Ensuring the security of the supply chain is just one way drugmakers can cope with the market challenges facing them today. Safeguarding the security of digital patient data is also a significant priority. Making sure these chains are efficient, responsive and integrated enough to support these journeys is just one step toward this overall aim.
Chain gains: Key steps
However, creating a truly integrated, global supply chain operation is no easy task. There are many critical steps necessary to ensure an agile, responsive and streamlined supply chain.
First, it is important to establish an agreed-upon strategy. This involves demonstrating an understanding of a company’s position in the market, where it wants to go, how to operate within local/regional regulations and how this is likely to affect the operational efficiency of the company’s infrastructure.
Second, there needs to be a strong coalescence around this strategy, which starts from the top and funnels down throughout the organization. The company’s leadership must support the strategy laid out in the previous step, ensure that any regional teams are set up in a way that aligns within that strategy and facilitate providing individuals with the training and tools needed to execute.

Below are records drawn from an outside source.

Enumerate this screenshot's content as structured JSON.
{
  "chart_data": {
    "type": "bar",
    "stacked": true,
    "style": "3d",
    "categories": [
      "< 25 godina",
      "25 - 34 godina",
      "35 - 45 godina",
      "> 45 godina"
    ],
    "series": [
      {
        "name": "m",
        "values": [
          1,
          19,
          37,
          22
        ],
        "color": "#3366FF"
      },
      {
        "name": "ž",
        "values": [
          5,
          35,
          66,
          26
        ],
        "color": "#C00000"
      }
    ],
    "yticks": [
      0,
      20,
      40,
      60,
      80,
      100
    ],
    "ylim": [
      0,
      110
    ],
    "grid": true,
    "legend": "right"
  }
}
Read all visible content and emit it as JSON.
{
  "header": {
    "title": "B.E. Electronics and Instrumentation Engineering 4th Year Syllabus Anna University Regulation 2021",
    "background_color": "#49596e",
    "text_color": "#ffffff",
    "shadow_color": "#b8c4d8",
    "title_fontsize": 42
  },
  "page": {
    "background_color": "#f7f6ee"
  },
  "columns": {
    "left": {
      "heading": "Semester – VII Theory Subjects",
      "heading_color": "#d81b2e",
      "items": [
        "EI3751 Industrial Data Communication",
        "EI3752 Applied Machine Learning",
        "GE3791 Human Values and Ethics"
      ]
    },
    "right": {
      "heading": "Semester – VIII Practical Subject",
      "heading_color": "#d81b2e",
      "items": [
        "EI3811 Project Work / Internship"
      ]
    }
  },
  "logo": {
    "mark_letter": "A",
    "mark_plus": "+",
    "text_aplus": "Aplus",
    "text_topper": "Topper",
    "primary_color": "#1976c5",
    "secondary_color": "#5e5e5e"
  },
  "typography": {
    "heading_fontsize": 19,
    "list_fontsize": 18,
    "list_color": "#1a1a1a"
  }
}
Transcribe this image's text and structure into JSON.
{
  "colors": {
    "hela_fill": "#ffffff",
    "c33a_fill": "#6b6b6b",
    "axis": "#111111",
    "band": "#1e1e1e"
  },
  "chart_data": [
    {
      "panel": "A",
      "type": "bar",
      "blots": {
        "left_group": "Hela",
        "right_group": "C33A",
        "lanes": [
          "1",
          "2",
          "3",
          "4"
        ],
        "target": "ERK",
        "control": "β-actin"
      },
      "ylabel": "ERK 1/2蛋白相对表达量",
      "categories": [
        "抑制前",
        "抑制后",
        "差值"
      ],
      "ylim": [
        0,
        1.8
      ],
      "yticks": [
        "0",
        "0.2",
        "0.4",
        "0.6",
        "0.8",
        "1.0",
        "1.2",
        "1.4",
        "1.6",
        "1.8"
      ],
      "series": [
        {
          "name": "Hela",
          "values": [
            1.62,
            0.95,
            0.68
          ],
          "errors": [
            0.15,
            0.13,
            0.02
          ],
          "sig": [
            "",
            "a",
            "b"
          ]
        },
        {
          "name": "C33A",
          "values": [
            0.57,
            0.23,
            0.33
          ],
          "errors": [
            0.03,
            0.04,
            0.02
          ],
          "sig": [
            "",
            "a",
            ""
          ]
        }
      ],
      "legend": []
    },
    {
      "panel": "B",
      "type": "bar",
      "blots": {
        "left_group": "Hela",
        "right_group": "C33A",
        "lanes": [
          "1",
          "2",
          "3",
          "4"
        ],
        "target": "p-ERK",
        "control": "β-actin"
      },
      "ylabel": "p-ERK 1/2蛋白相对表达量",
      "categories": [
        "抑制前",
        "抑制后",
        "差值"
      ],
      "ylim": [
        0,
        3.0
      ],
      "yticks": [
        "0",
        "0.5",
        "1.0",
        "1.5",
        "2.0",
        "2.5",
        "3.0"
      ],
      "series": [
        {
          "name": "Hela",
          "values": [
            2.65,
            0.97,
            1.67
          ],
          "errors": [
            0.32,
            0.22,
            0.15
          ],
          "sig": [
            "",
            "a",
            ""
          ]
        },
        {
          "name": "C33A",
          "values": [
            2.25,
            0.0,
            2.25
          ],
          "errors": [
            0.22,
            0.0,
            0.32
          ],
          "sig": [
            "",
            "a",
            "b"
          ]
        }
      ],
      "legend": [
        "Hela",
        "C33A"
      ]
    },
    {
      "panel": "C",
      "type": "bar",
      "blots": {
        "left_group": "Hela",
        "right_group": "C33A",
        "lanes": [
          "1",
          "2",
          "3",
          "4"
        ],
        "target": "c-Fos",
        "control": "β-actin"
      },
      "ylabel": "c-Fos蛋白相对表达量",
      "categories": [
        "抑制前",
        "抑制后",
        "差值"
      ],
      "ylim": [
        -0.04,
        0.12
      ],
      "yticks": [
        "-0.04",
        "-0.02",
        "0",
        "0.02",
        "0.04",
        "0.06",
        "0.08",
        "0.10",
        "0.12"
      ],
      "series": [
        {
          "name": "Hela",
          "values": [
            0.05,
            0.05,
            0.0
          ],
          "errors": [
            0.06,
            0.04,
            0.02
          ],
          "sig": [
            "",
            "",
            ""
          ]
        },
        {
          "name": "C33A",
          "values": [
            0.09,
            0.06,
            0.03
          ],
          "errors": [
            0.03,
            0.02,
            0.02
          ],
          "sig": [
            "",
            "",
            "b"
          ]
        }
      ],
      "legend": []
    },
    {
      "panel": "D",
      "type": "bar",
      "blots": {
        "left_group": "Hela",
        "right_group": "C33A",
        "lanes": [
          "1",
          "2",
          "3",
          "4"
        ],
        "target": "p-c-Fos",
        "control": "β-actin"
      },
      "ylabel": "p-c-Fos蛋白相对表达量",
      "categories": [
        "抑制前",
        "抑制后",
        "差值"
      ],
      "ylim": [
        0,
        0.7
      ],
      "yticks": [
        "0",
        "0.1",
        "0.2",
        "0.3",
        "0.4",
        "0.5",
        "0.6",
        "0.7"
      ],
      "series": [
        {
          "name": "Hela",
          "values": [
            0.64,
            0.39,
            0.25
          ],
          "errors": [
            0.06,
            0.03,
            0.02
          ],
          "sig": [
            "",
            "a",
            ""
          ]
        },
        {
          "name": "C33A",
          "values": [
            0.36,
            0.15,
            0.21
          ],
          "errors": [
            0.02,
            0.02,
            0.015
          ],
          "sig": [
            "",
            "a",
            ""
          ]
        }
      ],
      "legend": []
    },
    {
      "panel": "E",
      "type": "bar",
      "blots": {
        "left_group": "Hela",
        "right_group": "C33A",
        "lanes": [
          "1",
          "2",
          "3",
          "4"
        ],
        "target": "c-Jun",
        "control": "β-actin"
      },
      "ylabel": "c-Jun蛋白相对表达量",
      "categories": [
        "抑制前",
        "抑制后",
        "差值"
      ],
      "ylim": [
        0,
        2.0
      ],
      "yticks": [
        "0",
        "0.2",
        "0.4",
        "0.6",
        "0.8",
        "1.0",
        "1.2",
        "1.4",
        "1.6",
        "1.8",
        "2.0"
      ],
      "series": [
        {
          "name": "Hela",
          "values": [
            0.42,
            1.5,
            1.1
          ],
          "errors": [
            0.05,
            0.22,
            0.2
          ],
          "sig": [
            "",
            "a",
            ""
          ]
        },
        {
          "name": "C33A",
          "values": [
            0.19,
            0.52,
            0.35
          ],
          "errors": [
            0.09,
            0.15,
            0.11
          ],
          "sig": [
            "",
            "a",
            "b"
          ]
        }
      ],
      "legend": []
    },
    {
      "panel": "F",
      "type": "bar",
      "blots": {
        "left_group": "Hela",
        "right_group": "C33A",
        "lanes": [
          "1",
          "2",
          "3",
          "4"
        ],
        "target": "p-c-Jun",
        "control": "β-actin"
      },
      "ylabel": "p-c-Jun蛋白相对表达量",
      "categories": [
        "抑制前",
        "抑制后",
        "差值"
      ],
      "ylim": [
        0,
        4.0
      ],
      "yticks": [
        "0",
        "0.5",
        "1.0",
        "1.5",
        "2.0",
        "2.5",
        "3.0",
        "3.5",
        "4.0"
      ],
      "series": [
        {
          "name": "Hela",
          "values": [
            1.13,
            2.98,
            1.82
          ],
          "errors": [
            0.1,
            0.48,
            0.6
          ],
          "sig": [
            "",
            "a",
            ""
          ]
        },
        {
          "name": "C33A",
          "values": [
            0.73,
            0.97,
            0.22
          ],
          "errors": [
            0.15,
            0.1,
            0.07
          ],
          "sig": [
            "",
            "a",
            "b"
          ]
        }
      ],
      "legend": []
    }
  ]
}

If any individual office or location is permitted to establish its own process, global integration will fail.
Third, a wholly integrated global supply chain is dependent upon establishing and using common IT systems and technologies. From warehouse management systems to enterprise resource planning (ERP) platforms and from product and location labeling to quarantine procedures, there must be standardized processes used both internally and externally by partners and vendors.
Finally, in the wake of constantly changing market dynamics, industry evolution is unavoidable. When this happens, it is important to not only look at the change happening to the industry, but focus on how one can improve operations to adjust to these oncoming changes. Each enhancement should provide additional avenues for building flexibility into one’s processes, as well as seek out ways to leverage the latest technology tools and services available.
Once enabled, these agile and flexible processes permit life sciences companies to operate more innovatively and, most importantly, deliver more value to the customers they serve—traits paramount for future success.